We have shown that our model works well for predicting the number of photons and their arrival times from point-like energy depositions. In simulations of particle detectors we more often deal with “extended” objects such as tracks or showers. Our model can easily simulate these kinds of events using the paradigm used e.g. in Geant4, where particle trajectories are composed of discrete energy depositions called steps. To simulate realistic particle events we can apply our model to each of these steps and combine the results to obtain the simulation of the full particle trajectory. An example of this approach is shown in Fig. 23, where we present the results of simulating the scintillation light originating from an anti-muon track decaying into a Michel positron inside the SBND-like geometry.

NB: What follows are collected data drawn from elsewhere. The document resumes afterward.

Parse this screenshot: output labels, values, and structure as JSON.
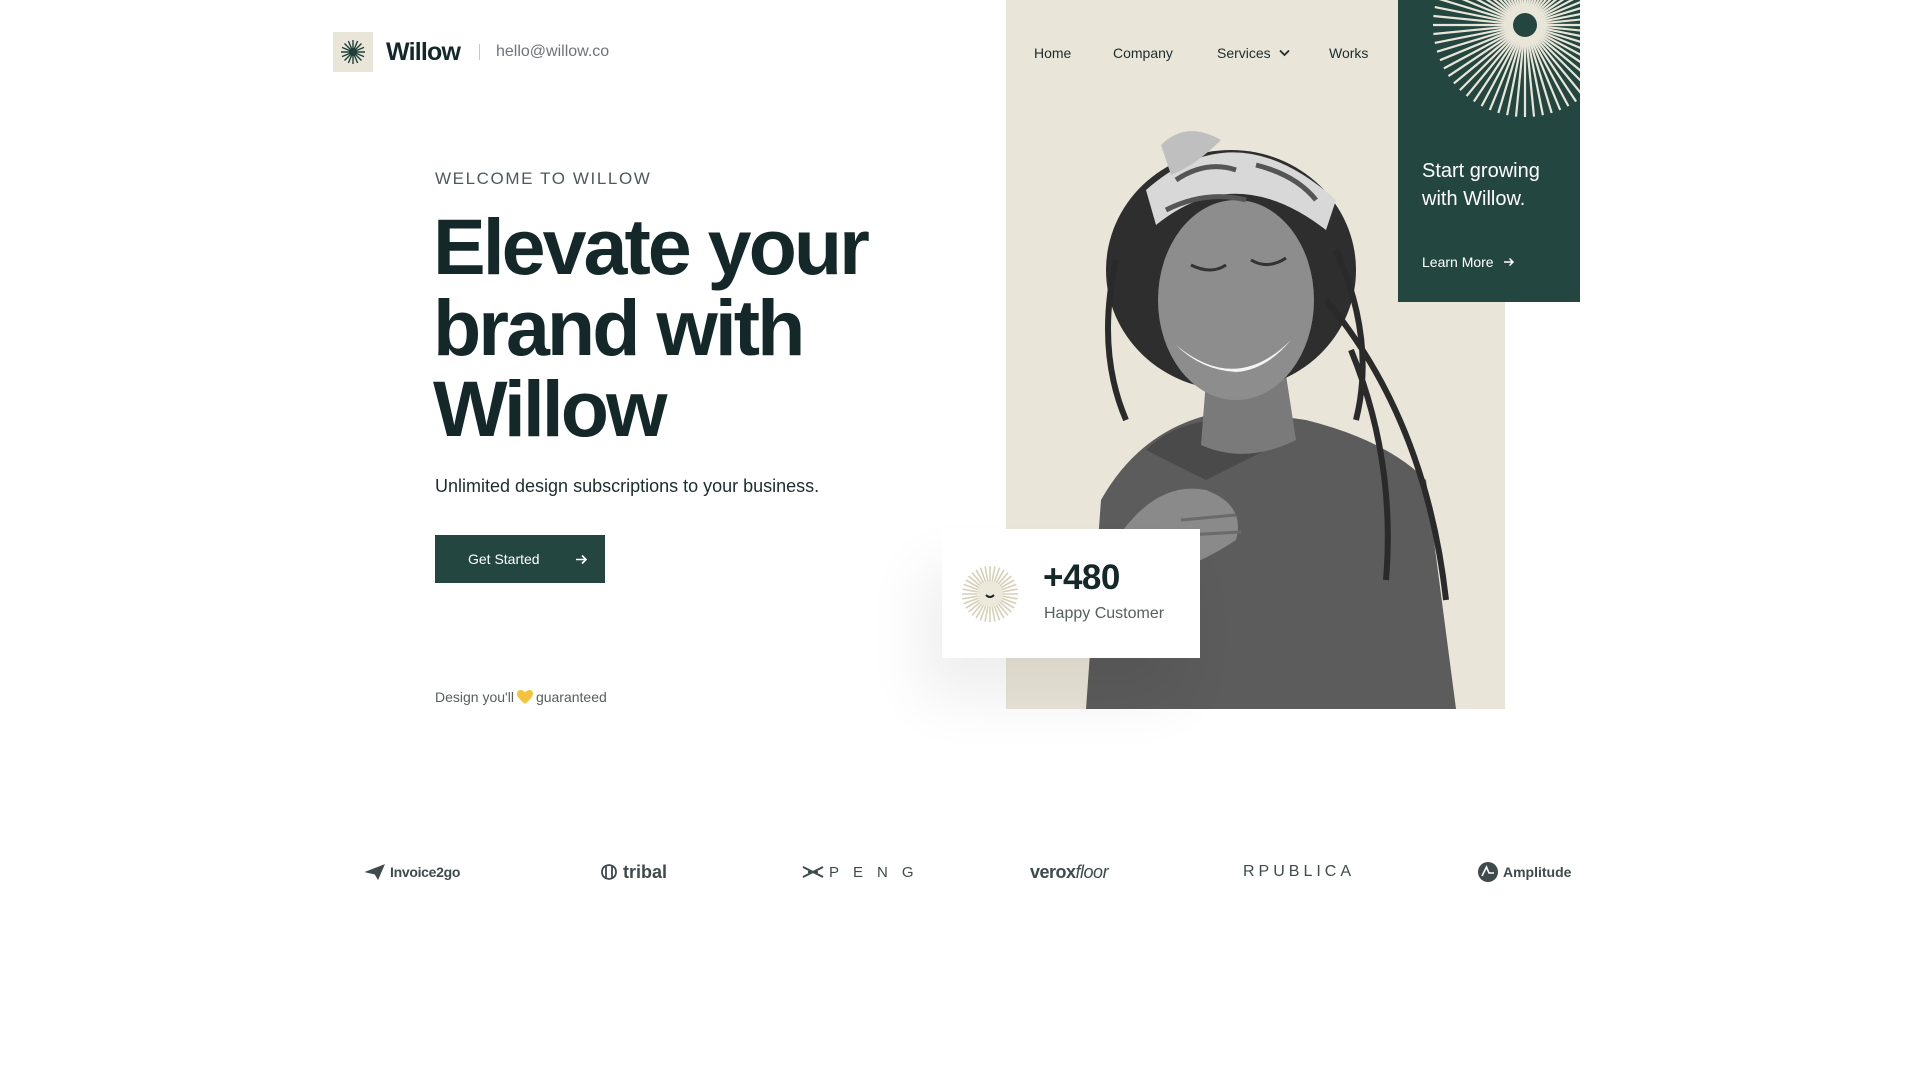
{
  "header": {
    "brand": "Willow",
    "email": "hello@willow.co"
  },
  "nav": {
    "home": "Home",
    "company": "Company",
    "services": "Services",
    "works": "Works"
  },
  "promo": {
    "title": "Start growing with Willow.",
    "link": "Learn More"
  },
  "hero": {
    "eyebrow": "WELCOME TO WILLOW",
    "headline": "Elevate your brand with Willow",
    "subtext": "Unlimited design subscriptions to your business.",
    "cta": "Get Started",
    "guarantee_before": "Design you'll",
    "guarantee_after": "guaranteed"
  },
  "stat": {
    "value": "+480",
    "label": "Happy Customer"
  },
  "logos": {
    "invoice": "Invoice2go",
    "tribal": "tribal",
    "peng": "PENG",
    "verox_a": "verox",
    "verox_b": "floor",
    "rpublica": "RPUBLICA",
    "amplitude": "Amplitude"
  },
  "colors": {
    "primary_green": "#234740",
    "beige": "#e9e5d8",
    "text_dark": "#14282a"
  },
  "icons": [
    "sunburst-icon",
    "chevron-down-icon",
    "arrow-right-icon",
    "heart-icon",
    "smile-sun-icon"
  ]
}
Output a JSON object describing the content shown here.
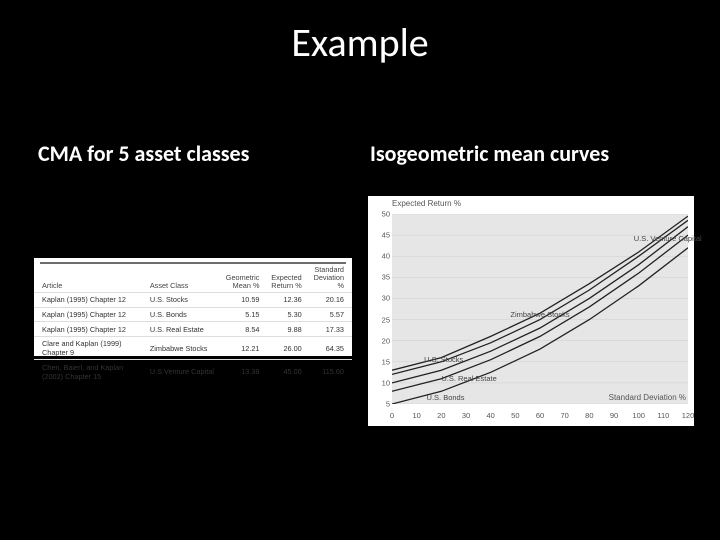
{
  "slide": {
    "title": "Example",
    "left_heading": "CMA for 5 asset classes",
    "right_heading": "Isogeometric mean curves"
  },
  "table": {
    "headers": {
      "article": "Article",
      "asset_class": "Asset Class",
      "geo_mean": "Geometric\nMean %",
      "exp_return": "Expected\nReturn %",
      "stddev": "Standard\nDeviation %"
    },
    "rows": [
      {
        "article": "Kaplan (1995) Chapter 12",
        "asset_class": "U.S. Stocks",
        "geo_mean": "10.59",
        "exp_return": "12.36",
        "stddev": "20.16"
      },
      {
        "article": "Kaplan (1995) Chapter 12",
        "asset_class": "U.S. Bonds",
        "geo_mean": "5.15",
        "exp_return": "5.30",
        "stddev": "5.57"
      },
      {
        "article": "Kaplan (1995) Chapter 12",
        "asset_class": "U.S. Real Estate",
        "geo_mean": "8.54",
        "exp_return": "9.88",
        "stddev": "17.33"
      },
      {
        "article": "Clare and Kaplan (1999) Chapter 9",
        "asset_class": "Zimbabwe Stocks",
        "geo_mean": "12.21",
        "exp_return": "26.00",
        "stddev": "64.35"
      },
      {
        "article": "Chen, Baierl, and Kaplan (2002) Chapter 15",
        "asset_class": "U.S Venture Capital",
        "geo_mean": "13.38",
        "exp_return": "45.00",
        "stddev": "115.60"
      }
    ]
  },
  "chart_data": {
    "type": "line",
    "title": "",
    "xlabel": "Standard Deviation %",
    "ylabel": "Expected Return %",
    "xlim": [
      0,
      120
    ],
    "ylim": [
      5,
      50
    ],
    "x_ticks": [
      0,
      10,
      20,
      30,
      40,
      50,
      60,
      70,
      80,
      90,
      100,
      110,
      120
    ],
    "y_ticks": [
      5,
      10,
      15,
      20,
      25,
      30,
      35,
      40,
      45,
      50
    ],
    "series": [
      {
        "name": "U.S. Bonds",
        "x": [
          0,
          20,
          40,
          60,
          80,
          100,
          120
        ],
        "y": [
          5,
          8,
          12.5,
          18,
          25,
          33,
          42
        ]
      },
      {
        "name": "U.S. Real Estate",
        "x": [
          0,
          20,
          40,
          60,
          80,
          100,
          120
        ],
        "y": [
          8,
          11,
          15.5,
          21,
          28,
          36,
          45
        ]
      },
      {
        "name": "U.S. Stocks",
        "x": [
          0,
          20,
          40,
          60,
          80,
          100,
          120
        ],
        "y": [
          10,
          13,
          17.5,
          23,
          30,
          38,
          47
        ]
      },
      {
        "name": "Zimbabwe Stocks",
        "x": [
          0,
          20,
          40,
          60,
          80,
          100,
          120
        ],
        "y": [
          12,
          15,
          19.5,
          25,
          32,
          40,
          48.5
        ]
      },
      {
        "name": "U.S. Venture Capital",
        "x": [
          0,
          20,
          40,
          60,
          80,
          100,
          120
        ],
        "y": [
          13,
          16,
          21,
          26.5,
          33.5,
          41,
          49.5
        ]
      }
    ],
    "series_label_positions": [
      {
        "name": "U.S. Bonds",
        "x": 14,
        "y": 6.5
      },
      {
        "name": "U.S. Real Estate",
        "x": 20,
        "y": 11
      },
      {
        "name": "U.S. Stocks",
        "x": 13,
        "y": 15.5
      },
      {
        "name": "Zimbabwe Stocks",
        "x": 48,
        "y": 26
      },
      {
        "name": "U.S. Venture Capital",
        "x": 98,
        "y": 44
      }
    ]
  }
}
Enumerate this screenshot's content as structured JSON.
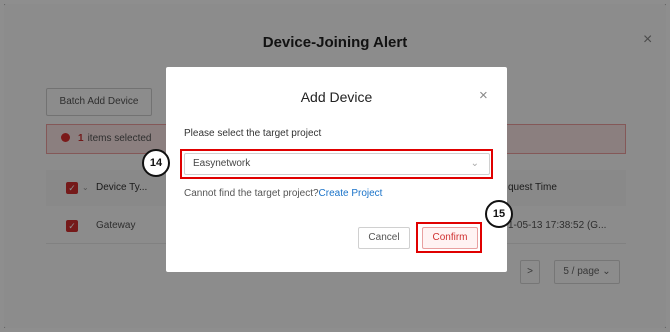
{
  "outer_modal": {
    "title": "Device-Joining Alert",
    "close_glyph": "×",
    "batch_button": "Batch Add Device",
    "alert": {
      "count": "1",
      "text": "items selected"
    },
    "table": {
      "headers": [
        "Device Ty...",
        "quest Time"
      ],
      "row": {
        "type": "Gateway",
        "time": "1-05-13 17:38:52 (G..."
      }
    },
    "pagination": {
      "next": ">",
      "page_size": "5 / page"
    }
  },
  "add_device": {
    "title": "Add Device",
    "close_glyph": "×",
    "select_label": "Please select the target project",
    "select_value": "Easynetwork",
    "hint": "Cannot find the target project?",
    "create_link": "Create Project",
    "cancel": "Cancel",
    "confirm": "Confirm"
  },
  "annotations": {
    "select_marker": "14",
    "confirm_marker": "15"
  },
  "colors": {
    "accent": "#d63030",
    "annotation": "#e00000",
    "link": "#1a73c9"
  }
}
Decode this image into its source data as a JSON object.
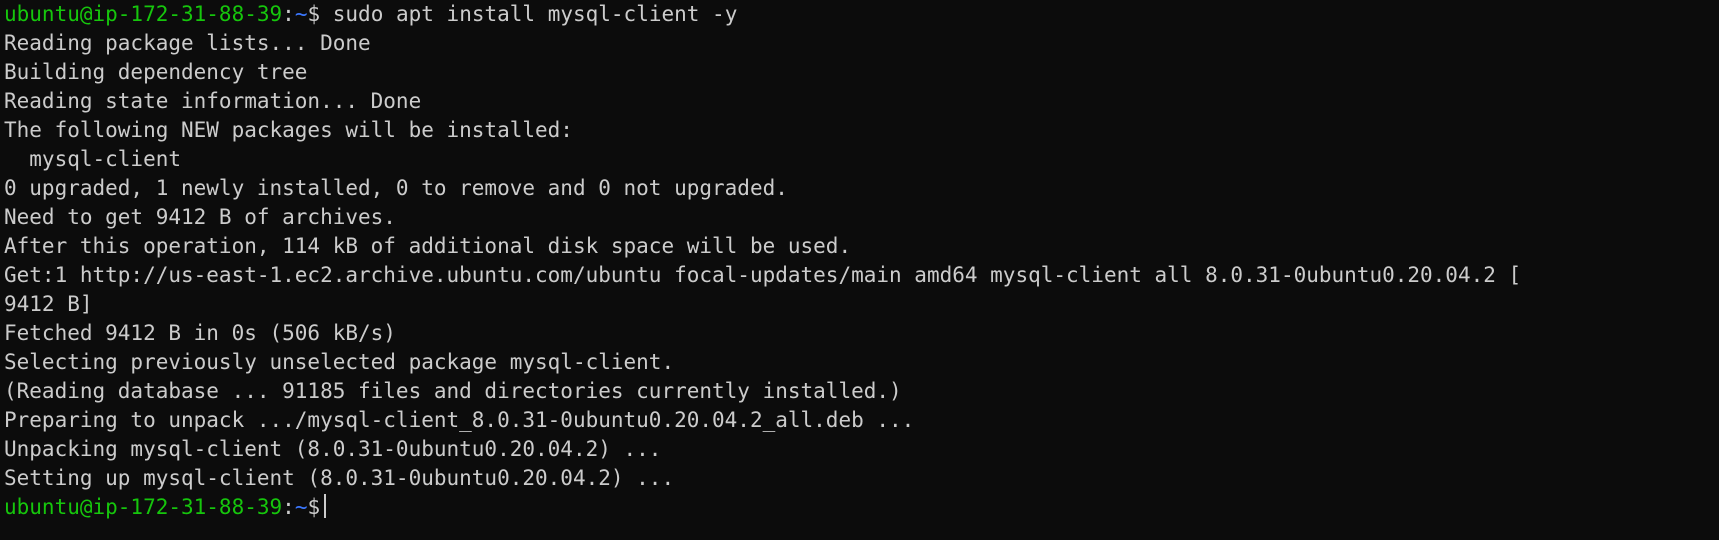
{
  "prompt": {
    "user_host": "ubuntu@ip-172-31-88-39",
    "separator": ":",
    "path": "~",
    "symbol": "$"
  },
  "command": " sudo apt install mysql-client -y",
  "output_lines": [
    "Reading package lists... Done",
    "Building dependency tree",
    "Reading state information... Done",
    "The following NEW packages will be installed:",
    "  mysql-client",
    "0 upgraded, 1 newly installed, 0 to remove and 0 not upgraded.",
    "Need to get 9412 B of archives.",
    "After this operation, 114 kB of additional disk space will be used.",
    "Get:1 http://us-east-1.ec2.archive.ubuntu.com/ubuntu focal-updates/main amd64 mysql-client all 8.0.31-0ubuntu0.20.04.2 [",
    "9412 B]",
    "Fetched 9412 B in 0s (506 kB/s)",
    "Selecting previously unselected package mysql-client.",
    "(Reading database ... 91185 files and directories currently installed.)",
    "Preparing to unpack .../mysql-client_8.0.31-0ubuntu0.20.04.2_all.deb ...",
    "Unpacking mysql-client (8.0.31-0ubuntu0.20.04.2) ...",
    "Setting up mysql-client (8.0.31-0ubuntu0.20.04.2) ..."
  ],
  "colors": {
    "background": "#0c0c0c",
    "text": "#cccccc",
    "user_host": "#16c60c",
    "path": "#3b78ff"
  }
}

We also compare the prediction of the waveform observed by the PDs that our model makes to that of the full Geant4 simulation. We find excellent agreement for both the primary anti-muon scintillation peak and the secondary scintillation peak caused by the positron.

7 Conclusions

We have presented a new method to predict the number of scintillation light photons incident on photon detectors and their arrival times that can be used for simulations in large liquid argon neutrino detectors. Our model could also in principle be applied to any detectors constructed from materials where the Rayleigh scattering length is comparable to the volume size. Two scenarios were considered: VUV scintillation light that propagates directly to the photon detectors and scintillation light that is reflected off a wavelength-shifter coated highly reflective cathode. In each case, the models start with a prediction from pure geometric considerations, then corrections are applied for photon transport and border effects. For the prediction of the direct VUV light, we obtain a resolution better than 10% in two different geometries: one SBND-like and one DUNE-like. For the reflected light, we obtain comparable performance in the smaller SBND-like detector and better than 15% resolution in the larger DUNE-like detector. In both scenarios, the prediction of the earliest photon arrival time provided by the models is within one nanosecond - better than the highest sampling used in liquid argon neutrino detectors to date. The method we propose is dramatically faster than the full Geant4 optical simulation and outperforms the currently used lookup library method when trained with the same number of fully simulated photons. It can be used in any large scale liquid argon detector, as well as liquid xenon or xenon-doped argon detectors, with a simple tuning of the model parameters.